Tandis qu'il transporte le phoque annelé dans le navire, il se considère chanceux d'en avoir trouvé un aussi rapidement. "Parfois, il faut conduire ici en bateau presque toute la journée pour trouver un phoque", explique Shiwak. "De nos jours, vous ne pouvez même pas vous le permettre : 60 $ ne vous rapportent que cinq gallons d'essence."

Martin Shiwak avec son fusil de chasse dans son bateau, sur le lac Melville, près de Rigolet au Nunatsiavut

Le Nunatsiavut – l’un des quatre territoires inuits du Canada – est l’endroit où le subarctique devient l’Arctique. Région autonome de la province du Labrador-Terre-Neuve, elle est située à l'extrême nord-est de l'Amérique du Nord.

Les températures hivernales ici peuvent atteindre en moyenne -30 °C (-22 °F) avec le refroidissement éolien, car le courant du Labrador amène les glaces arctiques le long de la côte et une multitude de vie marine, du plancton aux ours polaires.

De novembre à juin, l'expédition est impossible car la glace de mer couvre la totalité du littoral de 9 320 milles (15 000 km), donc toute la nourriture et les fournitures doivent être acheminées par avion. À Rigolet, un poulet congelé de 1,5 kg (3,3 lb) vous coûtera 25 $. (20 £). Ici, la chasse n'est pas seulement une tradition mais une nécessité.

Sur la plage rocheuse, Shiwak massacre le phoque avec précision, rendant l'eau d'un pourpre brillant tandis que les corbeaux croassent au-dessus de leur tête. Lorsqu'il était jeune garçon, il a appris à chasser et à pêcher avec son père et son grand-père, qui à leur tour avaient appris ces compétences vitales auprès de leurs aînés.

C’est également ainsi que Shiwak a appris les valeurs inuites fondamentales consistant à ne prendre que ce qui est nécessaire, au partage, à la durabilité et au respect de la nature – valeurs qu’il transmet à ses propres enfants. Dane, 13 ans, est à l'école mais Shiwak sait qu'il voudra être le premier à entendre parler du phoque.

Martin Shiwak chasse et massacre un phoque en utilisant des méthodes traditionnelles inuites. Dans le Nunatsiavut éloigné, la chasse est vitale

Mais même si les connaissances traditionnelles ont permis aux Inuits de survivre pendant si longtemps dans cet environnement hostile, les conditions climatiques dont ils dépendent évoluent rapidement. Depuis 1950, le Nunatsiavut a perdu 40 jours de neige au sol par année. Sa glace marine disparaît plus rapidement que partout ailleurs dans l’Arctique canadien.

Normalement, à cette période du mois de novembre, le rivage serait couvert de glace et les gens rangeraient leurs bateaux et dépoussiéreraient leurs motoneiges. Au cours de sa vie, Shiwak a vu les hivers devenir plus chauds, plus humides et plus courts.

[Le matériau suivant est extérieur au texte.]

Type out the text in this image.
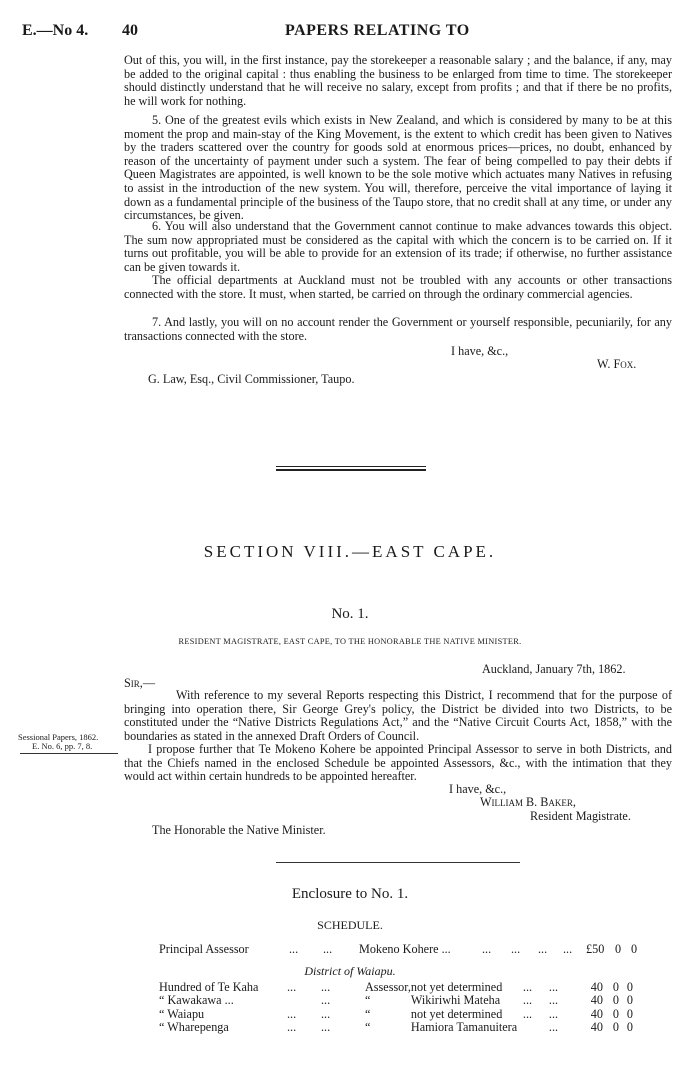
E.—No 4. 40	PAPERS RELATING TO
Out of this, you will, in the first instance, pay the storekeeper a reasonable salary ; and the balance, if any, may be added to the original capital : thus enabling the business to be enlarged from time to time. The storekeeper should distinctly understand that he will receive no salary, except from profits ; and that if there be no profits, he will work for nothing.
5. One of the greatest evils which exists in New Zealand, and which is considered by many to be at this moment the prop and main-stay of the King Movement, is the extent to which credit has been given to Natives by the traders scattered over the country for goods sold at enormous prices—prices, no doubt, enhanced by reason of the uncertainty of payment under such a system. The fear of being compelled to pay their debts if Queen Magistrates are appointed, is well known to be the sole motive which actuates many Natives in refusing to assist in the introduction of the new system. You will, therefore, perceive the vital importance of laying it down as a fundamental principle of the business of the Taupo store, that no credit shall at any time, or under any circumstances, be given.
6. You will also understand that the Government cannot continue to make advances towards this object. The sum now appropriated must be considered as the capital with which the concern is to be carried on. If it turns out profitable, you will be able to provide for an extension of its trade; if otherwise, no further assistance can be given towards it.
The official departments at Auckland must not be troubled with any accounts or other transactions connected with the store. It must, when started, be carried on through the ordinary commercial agencies.
7. And lastly, you will on no account render the Government or yourself responsible, pecuniarily, for any transactions connected with the store.
I have, &c.,
W. Fox.
G. Law, Esq., Civil Commissioner, Taupo.
SECTION VIII.—EAST CAPE.
No. 1.
RESIDENT MAGISTRATE, EAST CAPE, TO THE HONORABLE THE NATIVE MINISTER.
Auckland, January 7th, 1862.
Sir,—
With reference to my several Reports respecting this District, I recommend that for the purpose of bringing into operation there, Sir George Grey's policy, the District be divided into two Districts, to be constituted under the “Native Districts Regulations Act,” and the “Native Circuit Courts Act, 1858,” with the boundaries as stated in the annexed Draft Orders of Council.
I propose further that Te Mokeno Kohere be appointed Principal Assessor to serve in both Districts, and that the Chiefs named in the enclosed Schedule be appointed Assessors, &c., with the intimation that they would act within certain hundreds to be appointed hereafter.
Sessional Papers, 1862.
E. No. 6, pp. 7, 8.
I have, &c.,
William B. Baker,
Resident Magistrate.
The Honorable the Native Minister.
Enclosure to No. 1.
SCHEDULE.
Principal Assessor	... ... Mokeno Kohere ...	... ... ... ... £50 0 0
District of Waiapu.
Hundred of Te Kaha	...	...	Assessor,	not yet determined	...	...	40	0	0
“ Kawakawa ...		...	“	Wikiriwhi Mateha	...	...	40	0	0
“ Waiapu	...	...	“	not yet determined	...	...	40	0	0
“ Wharepenga	...	...	“	Hamiora Tamanuitera		...	40	0	0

La côte des monts Torngat, où les hivers sont devenus plus chauds, plus humides et plus courts au fil des années

La population locale ne peut pas y faire grand-chose : bien que la région ait à peu près la taille de la République d'Irlande, la population du Nunatsiavut est inférieure à 3 000 habitants, répartis dans cinq petites villes.

Ce qu’ils peuvent faire, cependant, c’est œuvrer pour protéger ce qu’ils possèdent. C'est pourquoi le Nunatsiavut s'associe au gouvernement canadien pour co-développer la première aire protégée inuite au monde.

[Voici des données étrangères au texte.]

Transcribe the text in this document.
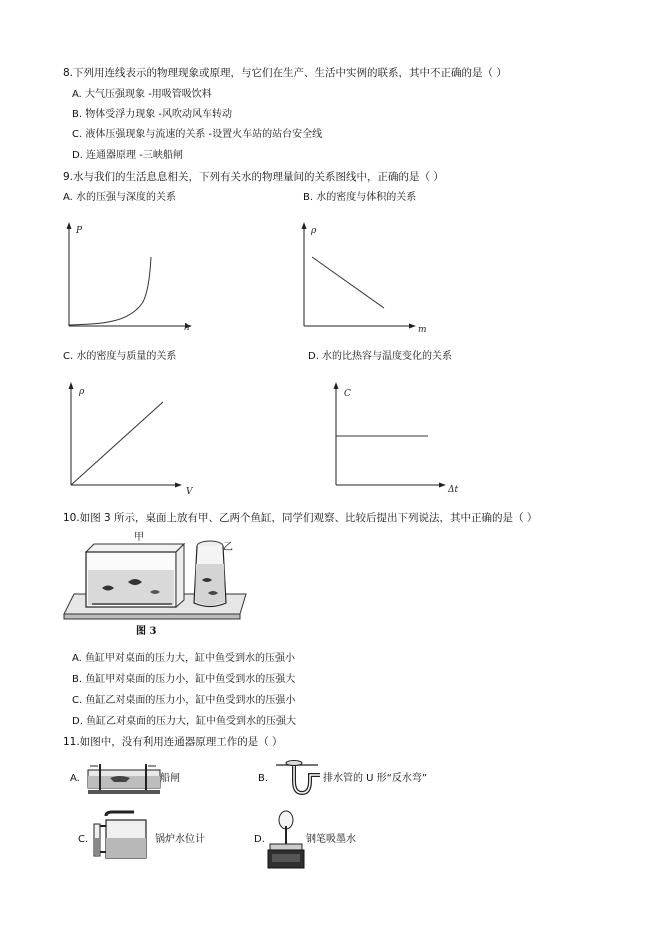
8.下列用连线表示的物理现象或原理，与它们在生产、生活中实例的联系，其中不正确的是（ ）
A. 大气压强现象 -用吸管吸饮料
B. 物体受浮力现象 -风吹动风车转动
C. 液体压强现象与流速的关系 -设置火车站的站台安全线
D. 连通器原理 -三峡船闸
9.水与我们的生活息息相关，下列有关水的物理量间的关系图线中，正确的是（ ）
A. 水的压强与深度的关系	B. 水的密度与体积的关系
P
h
ρ
m
C. 水的密度与质量的关系	D. 水的比热容与温度变化的关系
ρ
V
C
Δt
10.如图 3 所示，桌面上放有甲、乙两个鱼缸，同学们观察、比较后提出下列说法，其中正确的是（ ）
甲
乙
图 3
A. 鱼缸甲对桌面的压力大，缸中鱼受到水的压强小
B. 鱼缸甲对桌面的压力小，缸中鱼受到水的压强大
C. 鱼缸乙对桌面的压力小，缸中鱼受到水的压强小
D. 鱼缸乙对桌面的压力大，缸中鱼受到水的压强大
11.如图中，没有利用连通器原理工作的是（ ）
A.	船闸	B.	排水管的 U 形“反水弯”
C.	锅炉水位计	D.	钢笔吸墨水
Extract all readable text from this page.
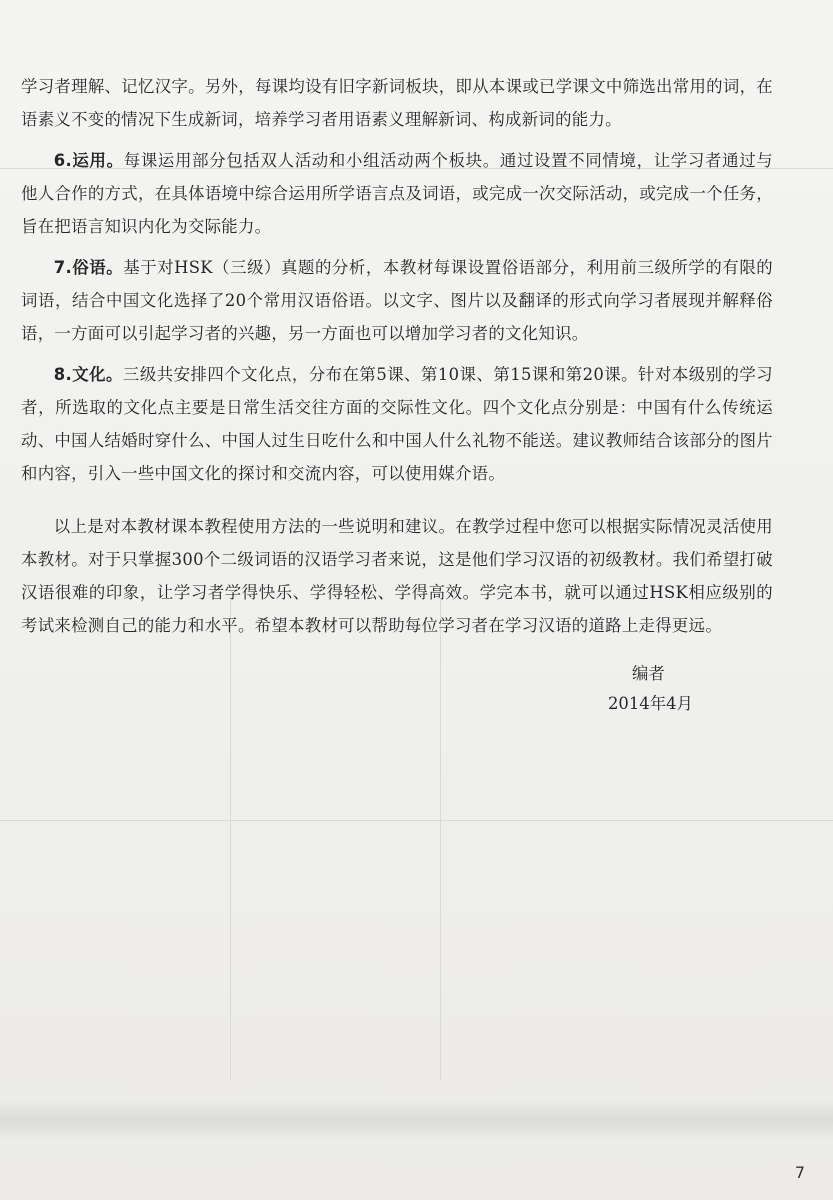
学习者理解、记忆汉字。另外，每课均设有旧字新词板块，即从本课或已学课文中筛选出常用的词，在语素义不变的情况下生成新词，培养学习者用语素义理解新词、构成新词的能力。

6.运用。每课运用部分包括双人活动和小组活动两个板块。通过设置不同情境，让学习者通过与他人合作的方式，在具体语境中综合运用所学语言点及词语，或完成一次交际活动，或完成一个任务，旨在把语言知识内化为交际能力。

7.俗语。基于对HSK（三级）真题的分析，本教材每课设置俗语部分，利用前三级所学的有限的词语，结合中国文化选择了20个常用汉语俗语。以文字、图片以及翻译的形式向学习者展现并解释俗语，一方面可以引起学习者的兴趣，另一方面也可以增加学习者的文化知识。

8.文化。三级共安排四个文化点，分布在第5课、第10课、第15课和第20课。针对本级别的学习者，所选取的文化点主要是日常生活交往方面的交际性文化。四个文化点分别是：中国有什么传统运动、中国人结婚时穿什么、中国人过生日吃什么和中国人什么礼物不能送。建议教师结合该部分的图片和内容，引入一些中国文化的探讨和交流内容，可以使用媒介语。

以上是对本教材课本教程使用方法的一些说明和建议。在教学过程中您可以根据实际情况灵活使用本教材。对于只掌握300个二级词语的汉语学习者来说，这是他们学习汉语的初级教材。我们希望打破汉语很难的印象，让学习者学得快乐、学得轻松、学得高效。学完本书，就可以通过HSK相应级别的考试来检测自己的能力和水平。希望本教材可以帮助每位学习者在学习汉语的道路上走得更远。

编者
2014年4月
7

Un petit rorqual fait son culbute pendant qu'il se nourrit. Le Nunatsiavut abrite de nombreux mammifères marins de l'Arctique, avec 21 espèces de baleines et de dauphins régulièrement observées dans la province du Labrador-Terre-Neuve.

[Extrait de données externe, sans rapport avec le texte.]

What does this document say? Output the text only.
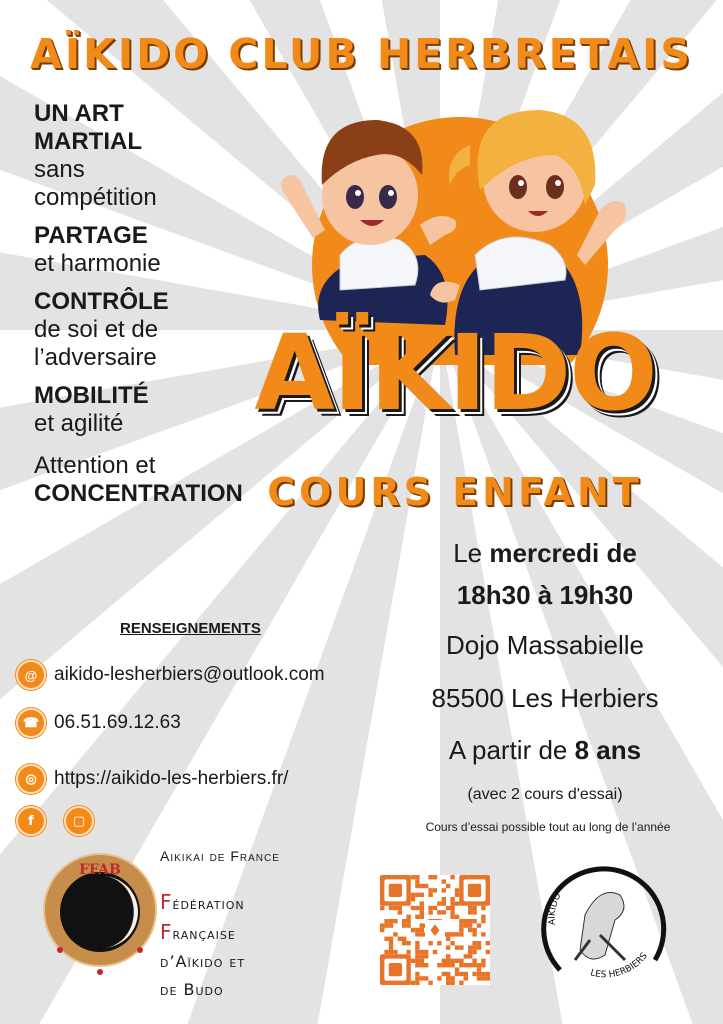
AÏKIDO CLUB HERBRETAIS
UN ART MARTIAL
sans compétition
PARTAGE
et harmonie
CONTRÔLE
de soi et de l’adversaire
MOBILITÉ
et agilité
Attention et
CONCENTRATION
AÏKIDO
COURS ENFANT
Le mercredi de
18h30 à 19h30
Dojo Massabielle
85500 Les Herbiers
A partir de 8 ans
(avec 2 cours d'essai)
Cours d’essai possible tout au long de l’année
RENSEIGNEMENTS
@ aikido-lesherbiers@outlook.com
☎ 06.51.69.12.63
◎ https://aikido-les-herbiers.fr/
f	▢
FFAB
Aikikai de France
Fédération
Française
d’Aïkido et
de Budo
♦	AÏKIDO
LES HERBIERS
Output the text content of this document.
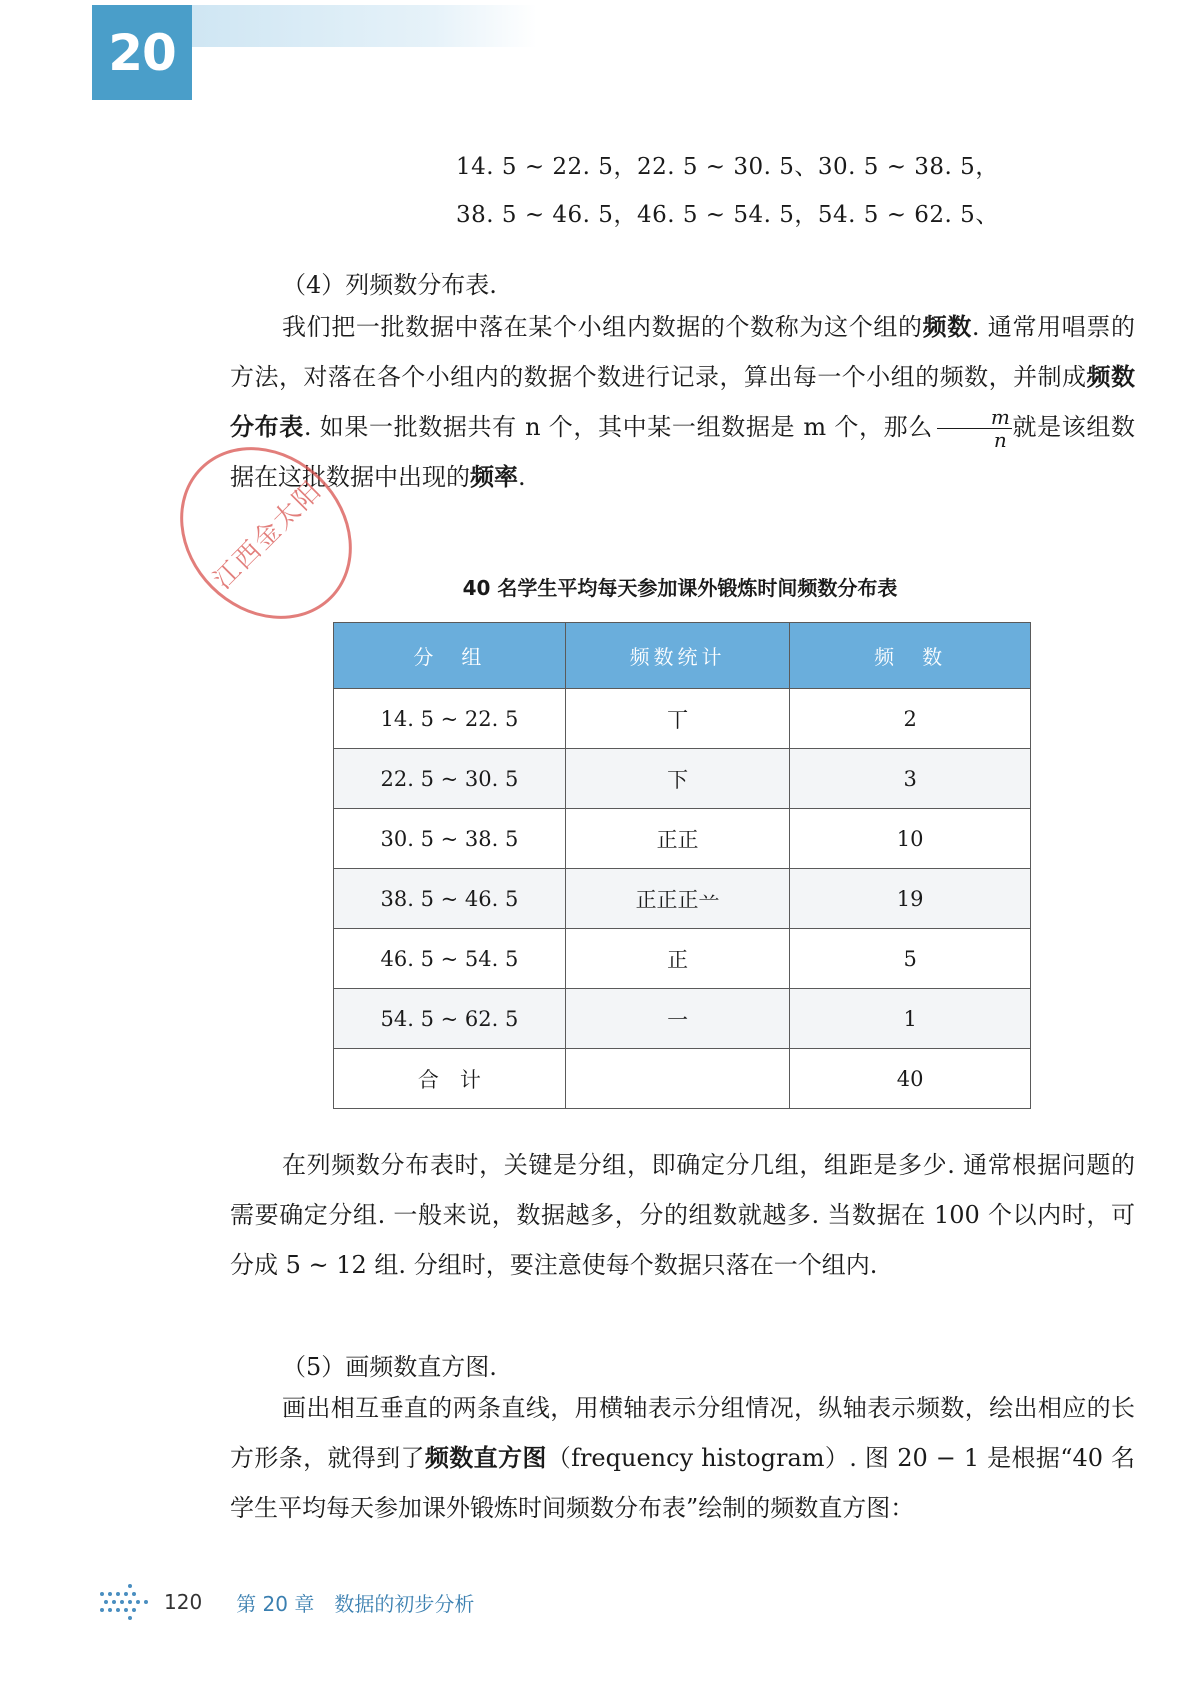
20
14. 5 ~ 22. 5，22. 5 ~ 30. 5、30. 5 ~ 38. 5，
38. 5 ~ 46. 5，46. 5 ~ 54. 5，54. 5 ~ 62. 5、
（4）列频数分布表.
我们把一批数据中落在某个小组内数据的个数称为这个组的频数. 通常用唱票的方法，对落在各个小组内的数据个数进行记录，算出每一个小组的频数，并制成频数分布表. 如果一批数据共有 n 个，其中某一组数据是 m 个，那么 $\frac{m}{n}$ 就是该组数据在这批数据中出现的频率.
江西金太阳	40 名学生平均每天参加课外锻炼时间频数分布表
分　组	频数统计	频　数
14. 5 ~ 22. 5	丅	2
22. 5 ~ 30. 5	下	3
30. 5 ~ 38. 5	正正	10
38. 5 ~ 46. 5	正正正䒑	19
46. 5 ~ 54. 5	正	5
54. 5 ~ 62. 5	一	1
合　计		40
在列频数分布表时，关键是分组，即确定分几组，组距是多少. 通常根据问题的需要确定分组. 一般来说，数据越多，分的组数就越多. 当数据在 100 个以内时，可分成 5 ~ 12 组. 分组时，要注意使每个数据只落在一个组内.
（5）画频数直方图.
画出相互垂直的两条直线，用横轴表示分组情况，纵轴表示频数，绘出相应的长方形条，就得到了频数直方图（frequency histogram）. 图 20 − 1 是根据“40 名学生平均每天参加课外锻炼时间频数分布表”绘制的频数直方图：
120 第 20 章　数据的初步分析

Cette zone de conservation sans précédent, qui fait maintenant l'objet d'une étude de faisabilité, s'étendrait sur près de 15 000 km² (5 800 milles carrés) de la mer du Labrador en bordure du parc national des Monts Torngat.

Construit sur les valeurs et la culture inuites, ce nouveau type d’aire de conservation permettrait aux peuples autochtones de poursuivre leurs pratiques traditionnelles de chasse et de pêche.

Cela n'a pas toujours été le cas. Dans le passé, les politiques de conservation voyaient les Inuits, au mieux, seulement consultés et, au pire, complètement ignorés. De nombreux chasseurs et pêcheurs inuits ont été condamnés à des amendes, ont vu leur équipement confisqué et leurs prises de chasse et de pêche confisquées.